Baca juga: Sialnya Lulus Kuliah Saat Pandemi, Nantikan Pekerjaan yang Tak Pasti
Mereka biasanya enggan menunjukkan empati kepada hal-hal di luar kepentingan mereka, atau hal-hal yang tidak berdampak kepada kehidupan mereka secara personal. Karena itu, orang-orang dengan kecenderungan self-absorption biasanya jarang memikirkan perasaan orang lain. Kalaupun mereka memberikan empati atau simpati, akan dibarengi dengan tujuan tertentu untuk kepentingan diri mereka sendiri, termasuk popularitas di media sosial.
Ketika ada pihak yang menegur mereka dengan sebutan tidak sensitif karena memamerkan kekayaan di tengah kesulitan, alih-alih melakukan refleksi diri, biasanya mereka marah dengan mengatakan bahwa orang bisa bebas tidak melihat apa yang mereka unggah di media sosial. Padahal algoritma media sosial pasti akan menuntun audiens pada hal-hal yang ramai diperbincangkan.
Menurut Seltzer, salah satu cara yang bisa dilakukan agar tak terlalu mementingkan diri sendiri adalah dengan lebih memperhatikan sekitar. Juga sesekali berefleksi, apa yang bisa dilakukan untuk orang-orang di sekeliling kita.

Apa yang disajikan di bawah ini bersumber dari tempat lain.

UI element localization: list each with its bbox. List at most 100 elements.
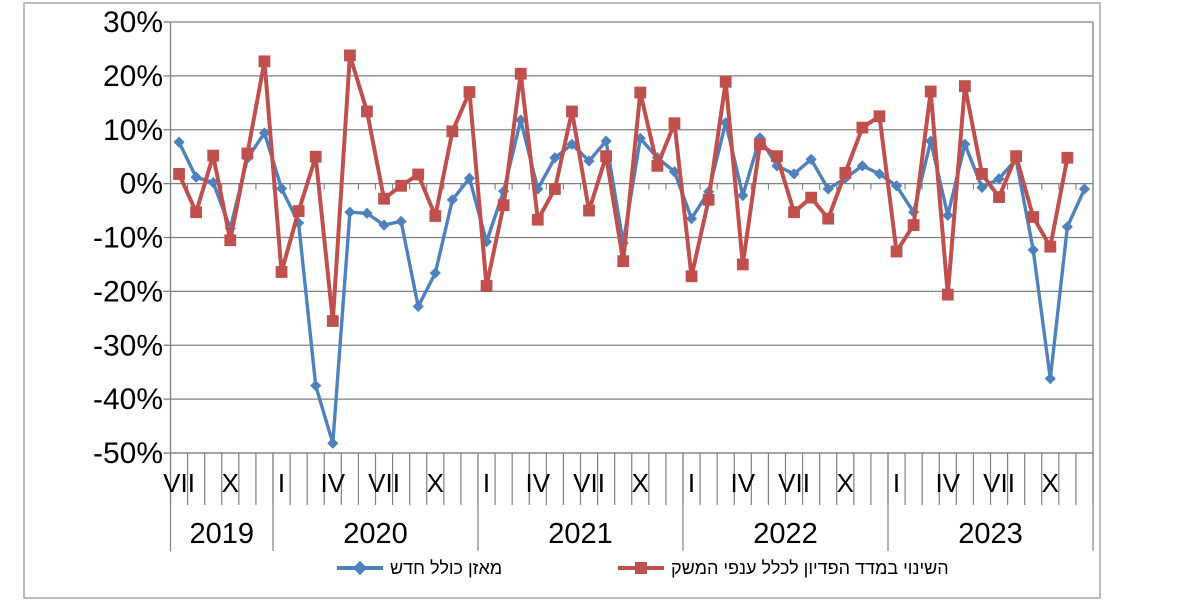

Mungkin sudah saatnya pula kita berhenti mengelu-elukan, atau memberi panggung dan screen time, pada orang-orang yang gembar-gembor soal kekayaan di media sosial. Menjadi orang yang tidak sensitif itu pilihan bukan tuntutan. Penting untuk memiliki empati ketika kita membagikan sesuatu bagi orang di sekitar kita. Saat situasi sedang begini, rasa empati dan menolong besar artinya bagi banyak orang yang sedang berusaha bertahan hidup di tengah kesulitan yang belum jelas akhirnya di mana.